In spring 2022, the Financial and Capital Market Commission (FCMC) conducted a survey of Latvia’s financial and capital market participants for the third consecutive year with a view to clarifying the scope and trends of the innovative financial technology (FinTech) used in Latvia.
Overall, 186 market participants were invited to participate in the survey. Of these, 144 participants responded to the survey, of which 74 indicated that they were currently using an innovative solution for the provision of financial services, while 28 of them had already created a special team for the development and implementation of innovative solutions. The survey results and conclusions to be drawn were based on data submitted by market participants.
This year, more market participants responded to the survey than last year (77% of respondents invited this year compared to 69% in 2021 and 40% in 2020). The share of market participants using an innovative solution for the provision of financial services increased by 68%. The survey shows that one sector of market participants – licensed alternative investment fund managers – is not currently using financial technologies.
This year the scope of the survey was extended and included new emerging financial innovations identified at European level.

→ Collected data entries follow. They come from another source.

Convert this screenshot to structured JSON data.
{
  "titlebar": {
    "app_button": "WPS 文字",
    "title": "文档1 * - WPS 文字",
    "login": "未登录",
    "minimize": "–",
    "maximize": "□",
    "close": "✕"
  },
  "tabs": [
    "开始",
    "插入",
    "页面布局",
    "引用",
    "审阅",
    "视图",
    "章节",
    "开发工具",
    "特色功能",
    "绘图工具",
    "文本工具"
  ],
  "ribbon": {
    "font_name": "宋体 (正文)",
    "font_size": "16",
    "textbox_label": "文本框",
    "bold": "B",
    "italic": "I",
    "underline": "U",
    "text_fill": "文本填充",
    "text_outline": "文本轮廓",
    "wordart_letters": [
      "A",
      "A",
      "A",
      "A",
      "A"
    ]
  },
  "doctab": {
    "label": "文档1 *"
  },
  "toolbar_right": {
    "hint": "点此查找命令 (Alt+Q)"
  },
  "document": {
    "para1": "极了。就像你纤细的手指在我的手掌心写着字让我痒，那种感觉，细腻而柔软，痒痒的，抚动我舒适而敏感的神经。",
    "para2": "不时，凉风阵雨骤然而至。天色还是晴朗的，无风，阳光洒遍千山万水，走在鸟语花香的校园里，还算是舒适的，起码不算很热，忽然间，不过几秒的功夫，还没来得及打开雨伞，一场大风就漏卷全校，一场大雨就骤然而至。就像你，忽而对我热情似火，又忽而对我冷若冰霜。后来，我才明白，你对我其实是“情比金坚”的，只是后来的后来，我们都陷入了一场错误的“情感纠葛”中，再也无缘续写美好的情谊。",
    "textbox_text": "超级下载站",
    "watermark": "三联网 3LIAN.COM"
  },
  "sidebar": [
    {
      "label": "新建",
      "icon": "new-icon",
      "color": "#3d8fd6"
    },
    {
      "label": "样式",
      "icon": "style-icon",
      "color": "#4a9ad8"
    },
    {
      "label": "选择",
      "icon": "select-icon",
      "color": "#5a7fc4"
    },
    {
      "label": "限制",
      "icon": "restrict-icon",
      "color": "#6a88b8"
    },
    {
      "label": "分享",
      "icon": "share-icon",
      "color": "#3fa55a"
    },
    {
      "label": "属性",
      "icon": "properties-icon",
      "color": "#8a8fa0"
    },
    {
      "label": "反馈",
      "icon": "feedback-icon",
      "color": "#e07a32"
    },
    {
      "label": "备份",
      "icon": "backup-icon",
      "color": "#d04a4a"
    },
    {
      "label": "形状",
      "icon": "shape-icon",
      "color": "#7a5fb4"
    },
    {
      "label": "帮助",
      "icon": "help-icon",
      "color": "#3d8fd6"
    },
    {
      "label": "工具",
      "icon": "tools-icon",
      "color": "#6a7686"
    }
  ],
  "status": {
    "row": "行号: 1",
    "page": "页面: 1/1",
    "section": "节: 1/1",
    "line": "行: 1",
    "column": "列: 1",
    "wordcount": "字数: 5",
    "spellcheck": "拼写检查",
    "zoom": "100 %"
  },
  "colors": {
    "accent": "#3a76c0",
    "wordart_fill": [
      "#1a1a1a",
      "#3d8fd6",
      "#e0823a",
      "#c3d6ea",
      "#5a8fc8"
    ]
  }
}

The FCMC survey shows that currently six technologies are the most frequently used by market participants: provision of application programming interface (API), cloud computing services, digital customer acquisition, digital platforms, biometric solutions and insurance technologies.
Comparing the year-on-year data, it follows that two FinTech solutions – provision of API and cloud computing services – maintained their top position. Whereas two technologies, covered in the survey for the first time, – digital customer acquisition and digital platforms, ranked third and fourth in the 2022 survey.
Over the year, there had been a significant increase in the use of the following FinTech solutions: cloud computing services, provisioning API, biometric solutions and big data.
The innovations included in the survey were divided into four groups: new business models (Group 1), new and innovative processes (Group 2), new and innovative technological applications (Group 3), as well as new and innovative products (Group 4).
The analysis of Group 1 innovative technologies shows that FinTech solutions are mostly used by insurance and credit institution segments. The most popular solutions in these segments are insurance technologies, environment-friendly business model and open finance, while regulatory technologies, P2P insurance, next-generation financial market infrastructure and BigTech are less used. Crowdfunding business model is not used at all. Private pension funds and savings and loan associations use financial technologies least of all.
The analysis of Group 2 innovative technologies shows that the insurance and credit institution segments still use FinTech solutions the most with following best-recognized solutions in these segments: cloud computing services, biometric solutions, big data, artificial intelligence, machine learning, namely innovations that were included in the 2021 survey, as well as digital customer acquisition, payment initiation service and account information service. Two innovation solutions of this Group are not used: distributed ledger technology and coin offering. In this Group, private pension funds and savings and loan associations use financial technologies least of all.
The analysis of Group 3 innovative technologies shows that that the insurance and credit institution segments still use FinTech solutions the most with the following most popular solutions: provisioning API, robo-advice, smart contracts, namely innovations that were included in the 2021 survey, as well as digital platforms, instant payment and chatbots. Next best action and tokenization are less used. One innovation solution, blockchain, is not used at all. In this Group, payment institutions, electronic money institutions and private pension funds and savings and loan associations use financial technologies least of all.
The analysis of Group 4 innovative technologies shows that the representatives of insurance, credit institutions and private pension funds use FinTech products of this Group, while the representatives of other financial market segments do not use the innovative products of this Group at all. The most popular solutions are on-demand insurance, parametric insurance and pension tracking system. One product of this Group is not used at all, namely cryptocurrencies.
The results of the survey indicate that percentage of market participants planning to develop and implement new and innovative processes and innovative technological application innovation group Fintech solutions in coming years has increased by 143% over the year, with a particular focus on the solutions already in use: API, cloud computing services, artificial intelligence, machine learning, biometric data, automated advice, digital customer acquisition and digital platforms, as well as the solutions not yet used, namely crypto-assets.
The commitment of financial market participants to develop innovations is also demonstrated by human resources dedicated for that purpose, namely 34 market participants have set up a dedicated team for the development and implementation of innovative solutions with an 87% increase in their number since 2021.
Among the barriers to the introduction or successful operation of FinTech solutions, market participants indicated the regulatory framework, such as compliance with laws and regulations, legislative restrictions, complexity of legal requirements, as well as the lack of experienced IT specialists on the market and financial barriers (limited financial resources, lack of investments). The above barriers were also indicated by market participants also in the 2021 survey. The following were indicated as new barriers to the introduction of innovations this year: complicated move from historical to new solutions, customer ability to adapt and unclear cryptocurrencies regulatory framework.